Government budget subsidies have been decreasing as a share of total hospital revenues since the mid-1980s. By the end of the 2000s, government subsidies accounted for only about 10 percent of average public hospital revenues. Fees for medical services and drug sales account for the remaining 90 percent.

Despite piloting of provider payment reforms, for example, social health insurance reimbursement that is overwhelmingly based on fees-for-service, out-of-pocket payments by patients and drug sales remain the largest sources of hospital revenue.

Given the financing sources upon which they continue to rely, hospitals are faced with strong incentives to increase the quantity and cost of their services and to increase the volume of prescribing and drug sales. By 2008, drug revenue accounted for about 40 percent of gross income of hospitals, higher than the 15 to 25 percent common in most OECD countries.
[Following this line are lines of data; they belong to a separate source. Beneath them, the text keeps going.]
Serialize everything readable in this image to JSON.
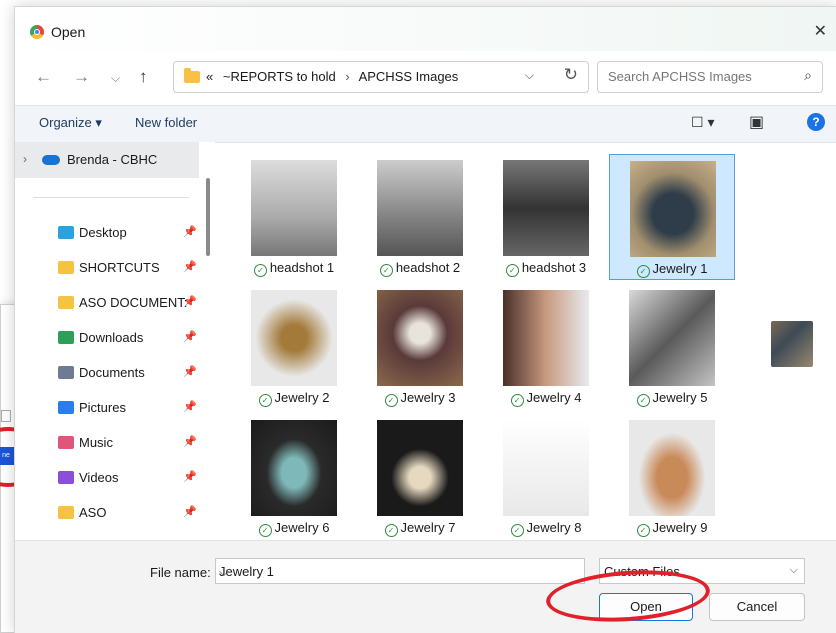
{
  "window": {
    "title": "Open"
  },
  "address": {
    "overflow": "«",
    "segments": [
      "~REPORTS to hold",
      "APCHSS Images"
    ],
    "separator": "›"
  },
  "search": {
    "placeholder": "Search APCHSS Images"
  },
  "commands": {
    "organize": "Organize ▾",
    "new_folder": "New folder"
  },
  "sidebar": {
    "top": "Brenda - CBHC",
    "items": [
      {
        "label": "Desktop",
        "icon": "desktop-icon",
        "color": "#29a3e0"
      },
      {
        "label": "SHORTCUTS",
        "icon": "folder-icon",
        "color": "#f5c242"
      },
      {
        "label": "ASO DOCUMENT:",
        "icon": "folder-icon",
        "color": "#f5c242"
      },
      {
        "label": "Downloads",
        "icon": "download-icon",
        "color": "#2e9e5b"
      },
      {
        "label": "Documents",
        "icon": "documents-icon",
        "color": "#6b7c93"
      },
      {
        "label": "Pictures",
        "icon": "pictures-icon",
        "color": "#2b7de9"
      },
      {
        "label": "Music",
        "icon": "music-icon",
        "color": "#e0567a"
      },
      {
        "label": "Videos",
        "icon": "videos-icon",
        "color": "#8a4fd6"
      },
      {
        "label": "ASO",
        "icon": "folder-icon",
        "color": "#f5c242"
      }
    ]
  },
  "files": [
    {
      "name": "headshot 1"
    },
    {
      "name": "headshot 2"
    },
    {
      "name": "headshot 3"
    },
    {
      "name": "Jewelry 1"
    },
    {
      "name": "Jewelry 2"
    },
    {
      "name": "Jewelry 3"
    },
    {
      "name": "Jewelry 4"
    },
    {
      "name": "Jewelry 5"
    },
    {
      "name": "Jewelry 6"
    },
    {
      "name": "Jewelry 7"
    },
    {
      "name": "Jewelry 8"
    },
    {
      "name": "Jewelry 9"
    }
  ],
  "selected_file": "Jewelry 1",
  "bottom": {
    "file_name_label": "File name:",
    "file_name_value": "Jewelry 1",
    "file_type": "Custom Files",
    "open": "Open",
    "cancel": "Cancel"
  },
  "background_window": {
    "button_text": "ne"
  },
  "colors": {
    "accent": "#1a73e8",
    "annotation": "#e0202a",
    "selection": "#cde8ff"
  }
}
The problems described above are not unique to China. Public hospital reform has been advocated in every region to address shared symptoms of inefficiency, waste, user dissatisfaction, brain drain to the private sector, emigration of professionals, failure to reach the poor, mismanagement, and often corruption.

No standard solution

But public hospital reform in China has a much different starting point than that of upper-income countries such as the UK or Australia.

Although cost containment and efficiency were also important reform objectives in the UK and Australia, these countries financed hospital care predominantly from public sources. This gave government health authorities powerful financial leverage over hospitals.
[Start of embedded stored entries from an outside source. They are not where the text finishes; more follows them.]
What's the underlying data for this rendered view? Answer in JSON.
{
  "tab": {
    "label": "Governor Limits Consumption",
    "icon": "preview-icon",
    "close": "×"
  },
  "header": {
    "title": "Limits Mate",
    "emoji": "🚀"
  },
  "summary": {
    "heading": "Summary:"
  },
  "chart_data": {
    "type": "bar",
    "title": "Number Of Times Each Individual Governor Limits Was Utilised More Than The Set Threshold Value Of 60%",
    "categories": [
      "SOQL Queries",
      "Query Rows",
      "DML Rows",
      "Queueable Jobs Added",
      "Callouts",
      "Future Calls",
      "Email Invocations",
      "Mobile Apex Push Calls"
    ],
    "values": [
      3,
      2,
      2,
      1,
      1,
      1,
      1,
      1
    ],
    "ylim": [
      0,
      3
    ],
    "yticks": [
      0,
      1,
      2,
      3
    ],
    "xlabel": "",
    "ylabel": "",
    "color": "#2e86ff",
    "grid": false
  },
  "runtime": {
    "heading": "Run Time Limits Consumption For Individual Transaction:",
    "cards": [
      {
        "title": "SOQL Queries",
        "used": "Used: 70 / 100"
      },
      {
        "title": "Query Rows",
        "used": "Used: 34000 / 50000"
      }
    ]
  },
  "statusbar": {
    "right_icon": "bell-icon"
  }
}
By contrast, many public hospitals in China function like private hospitals, and many public-hospital doctors function like private independent practitioners, because both hospitals and doctors obtain significant revenue from charging fees-for-services and earning profits from drug sales on a cost-plus basis.

In a country of the scale and complexity of China, there is not a standard set of recommendations that are appropriate at all levels of the hospital system.


(The article is adapted from a latest World Bank report entitled "Fixing the Public Hospital System in China." Shanghai Daily condensed the article.)